AFGHANISTAN: MEDICAL STAFF TRAININGS TO COPE WITH CIVILIAN TRAUMA


In Afghanistan, 2015 was the most deadly year for civilians since the beginning of the United Nations Assistance Mission in Afghanistan (UNAMA) in 2009 compared to the amount of Afghan killed or wounded in this conflict. The number of combat victims in 2015 adds up to 11 002 people of which 3 545 died. Compared to the previous year, the number increased by 4% as it coincided with the withdrawal of the NATO troops at the end of 2014. The reason for this withdrawal is the intensification of the combat between the Taliban and the government as well as the shifting of these combats to more populated and urban zones, where suicide bombs and explosives cause dramatic human loses and more and more substantial damage.
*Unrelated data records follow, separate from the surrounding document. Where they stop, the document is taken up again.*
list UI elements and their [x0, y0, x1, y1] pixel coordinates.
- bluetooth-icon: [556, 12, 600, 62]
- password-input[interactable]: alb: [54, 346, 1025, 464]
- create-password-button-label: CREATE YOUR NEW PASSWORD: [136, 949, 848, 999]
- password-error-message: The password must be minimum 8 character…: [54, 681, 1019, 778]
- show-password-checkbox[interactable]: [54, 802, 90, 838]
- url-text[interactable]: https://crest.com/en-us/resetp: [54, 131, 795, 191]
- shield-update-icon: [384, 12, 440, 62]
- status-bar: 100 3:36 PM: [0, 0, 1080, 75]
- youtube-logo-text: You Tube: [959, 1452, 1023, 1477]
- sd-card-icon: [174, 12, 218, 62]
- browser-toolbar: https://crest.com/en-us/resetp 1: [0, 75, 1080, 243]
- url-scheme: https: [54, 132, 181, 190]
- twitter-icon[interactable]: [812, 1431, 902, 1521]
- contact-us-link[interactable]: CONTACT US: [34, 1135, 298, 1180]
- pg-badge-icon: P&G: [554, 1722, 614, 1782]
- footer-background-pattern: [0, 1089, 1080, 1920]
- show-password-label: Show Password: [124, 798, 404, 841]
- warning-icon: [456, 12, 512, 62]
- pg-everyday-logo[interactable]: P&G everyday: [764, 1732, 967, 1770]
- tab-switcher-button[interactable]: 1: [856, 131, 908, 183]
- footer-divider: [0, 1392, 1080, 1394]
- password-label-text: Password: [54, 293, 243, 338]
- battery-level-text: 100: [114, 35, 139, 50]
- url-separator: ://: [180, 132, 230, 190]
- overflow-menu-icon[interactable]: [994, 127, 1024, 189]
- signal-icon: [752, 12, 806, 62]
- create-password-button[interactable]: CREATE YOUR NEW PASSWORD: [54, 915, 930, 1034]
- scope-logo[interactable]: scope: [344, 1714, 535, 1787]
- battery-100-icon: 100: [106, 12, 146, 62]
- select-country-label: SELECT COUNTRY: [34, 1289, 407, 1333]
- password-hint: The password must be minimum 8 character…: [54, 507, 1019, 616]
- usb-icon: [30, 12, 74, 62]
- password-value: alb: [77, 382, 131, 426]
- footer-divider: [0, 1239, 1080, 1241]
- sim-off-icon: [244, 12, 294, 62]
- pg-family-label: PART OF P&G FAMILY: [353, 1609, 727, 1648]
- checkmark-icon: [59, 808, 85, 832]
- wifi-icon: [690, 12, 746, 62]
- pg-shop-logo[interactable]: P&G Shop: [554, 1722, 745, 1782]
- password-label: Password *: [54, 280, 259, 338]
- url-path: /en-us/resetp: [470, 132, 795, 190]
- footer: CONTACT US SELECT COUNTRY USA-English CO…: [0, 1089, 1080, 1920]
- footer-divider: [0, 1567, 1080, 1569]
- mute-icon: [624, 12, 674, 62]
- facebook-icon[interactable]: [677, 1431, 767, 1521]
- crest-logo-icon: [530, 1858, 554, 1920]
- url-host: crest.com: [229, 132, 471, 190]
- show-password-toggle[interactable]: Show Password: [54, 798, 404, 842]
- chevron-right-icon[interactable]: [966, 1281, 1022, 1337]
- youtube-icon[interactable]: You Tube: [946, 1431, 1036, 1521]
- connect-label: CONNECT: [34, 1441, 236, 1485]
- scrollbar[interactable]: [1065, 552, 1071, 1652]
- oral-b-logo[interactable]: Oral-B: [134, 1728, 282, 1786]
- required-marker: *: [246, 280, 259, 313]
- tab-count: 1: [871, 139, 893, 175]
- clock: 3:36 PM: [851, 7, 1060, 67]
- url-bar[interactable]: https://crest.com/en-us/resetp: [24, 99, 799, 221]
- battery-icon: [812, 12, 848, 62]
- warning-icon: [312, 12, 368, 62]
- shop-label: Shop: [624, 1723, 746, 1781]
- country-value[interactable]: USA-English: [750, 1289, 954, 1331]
In the east of the country, at the Pakistani border, combats are raging in the Kunar and Nangarhar provinces, mostly controlled by the Taliban. This violence causes many population movements as well as an increasing need in emergency aid. To address this issue, Première Urgence Internationale, present in Afghanistan since 1979, has set up specific programmes aimed at improving the abilities of health structures in trauma management.

Thanks to ECHO’s support, the European Commission’s Humanitarian Aid and Civil Protection department, Première Urgence Internationale’s team has set up emergency preparedness activities in 41 health centres of the Kunar province since 2013. This measure is also working in four centres of the Nangarhar province since 2015.

The goal: improve the ability of the health system to take care of people affected by war-related physical and psychological trauma, especially by bullet wounds and those caused by bombings.

Thanks to theoretical and practical trainings dispensed by Première Urgence Internationale, the health staff is able to provide quality care and to index their patients in order to prepare a transfer to another health centre, depending on the seriousness of the pathologies. As part of the project, 319 health workers were trained. They were also given emergency kits to be able to rapidly provide first aid. Furthermore, seven health structures, chosen for their high patient ratio, were extended and given an ambulance, in order to cope with emergencies and the flow of patients. 

Thanks to ECHO’s support, 16 000 first aid interventions made it possible to treat more than 10 000 trauma cases these past two years. It is important to adapt emergency interventions in order to adequately assist the Afghan civil population.